Comme j'étais absorbé par ma lecture, je ne m'apercevais pas de ce qui se passait autour de moi. Soudain, j'aperçus le prophète Elie10, un sourire aux lèvres. Je fus très étonné de mériter sa visite alors que j'étais seul. Chez Rabbi Méir et lorsque j'étais en compagnie des justes cachés, je l'avais déjà vu à plusieurs reprises mais c'était la première fois que je le voyais alors que j'étais seul. De plus, je ne comprenais pas la raison de son sourire.
Il me dit alors :
« Tu fais de grands efforts pour te concentrer sur les noms divins qui apparaissent dans les versets des psaumes rédigés par le roi David. Cependant, Aharon Chlomo, l'aubergiste et Zlota Rivka, son épouse, bien que n'ayant aucune notion de ces noms divins, font trembler les mondes spirituels par les simples louanges qu'ils prononcent et cela, d'une façon bien plus grande que celle réalisée par les noms divins sur lesquels se concentrent les justes de haut niveau. »
Il m'expliqua alors la grande satisfaction que procurent en haut, si l'on peut dire, les bénédictions et les louanges à D.ieu prononcées par les hommes, les femmes et les enfants, en particulier lorsque celles-ci proviennent de gens simples. Plus particulièrement lorsque ces louanges sont prononcées régulièrement, elles restent constamment attachées à D.ieu grâce à la foi entière et la pureté des cœurs de ceux qui les prononcent.
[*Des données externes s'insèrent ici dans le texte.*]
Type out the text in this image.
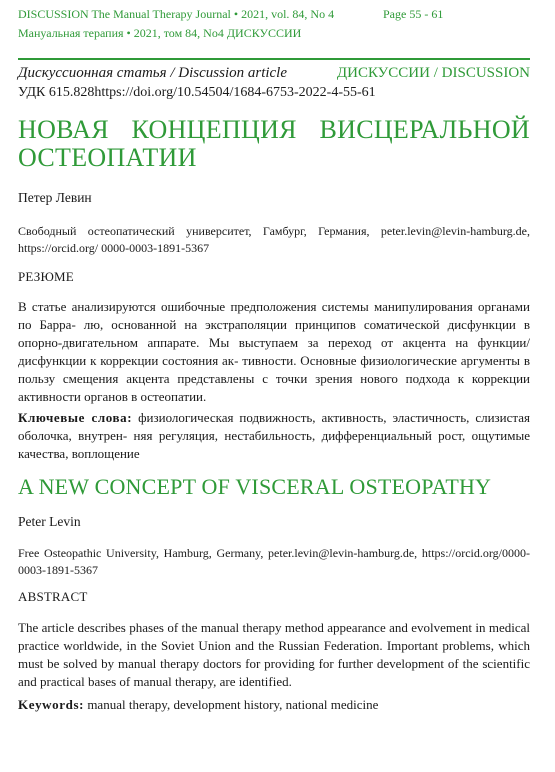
DISCUSSION The Manual Therapy Journal • 2021, vol. 84, No 4	Page 55 - 61
Мануальная терапия • 2021, том 84, No4 ДИСКУССИИ
Дискуссионная статья / Discussion article	ДИСКУССИИ / DISCUSSION
УДК 615.828https://doi.org/10.54504/1684-6753-2022-4-55-61
НОВАЯ КОНЦЕПЦИЯ ВИСЦЕРАЛЬНОЙ ОСТЕОПАТИИ
Петер Левин
Свободный остеопатический университет, Гамбург, Германия, peter.levin@levin-hamburg.de, https://orcid.org/ 0000-0003-1891-5367
РЕЗЮМЕ
В статье анализируются ошибочные предположения системы манипулирования органами по Барра- лю, основанной на экстраполяции принципов соматической дисфункции в опорно-двигательном аппарате. Мы выступаем за переход от акцента на функции/дисфункции к коррекции состояния ак- тивности. Основные физиологические аргументы в пользу смещения акцента представлены с точки зрения нового подхода к коррекции активности органов в остеопатии.
Ключевые слова: физиологическая подвижность, активность, эластичность, слизистая оболочка, внутрен- няя регуляция, нестабильность, дифференциальный рост, ощутимые качества, воплощение
A NEW CONCEPT OF VISCERAL OSTEOPATHY
Peter Levin
Free Osteopathic University, Hamburg, Germany, peter.levin@levin-hamburg.de, https://orcid.org/0000-0003-1891-5367
ABSTRACT
The article describes phases of the manual therapy method appearance and evolvement in medical practice worldwide, in the Soviet Union and the Russian Federation. Important problems, which must be solved by manual therapy doctors for providing for further development of the scientific and practical bases of manual therapy, are identified.
Keywords: manual therapy, development history, national medicine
Ce jour-là, je découvris un nouveau chemin dans le service du Créateur qui me fit m'efforcer de faire prononcer aux hommes, femmes et enfants des louanges à D.ieu. Pour cela, je leur demandais constamment comment allait leur santé, celle de leurs enfants, leurs affaires et ils répondaient par différentes formes de louanges à D.ieu, chacun selon son habitude.
Je me comportai ainsi pendant plusieurs années et, au cours d'une réunion, ce comportement fut adopté par tous les justes cachés car il était le préambule de la diffusion de l'amour du prochain. »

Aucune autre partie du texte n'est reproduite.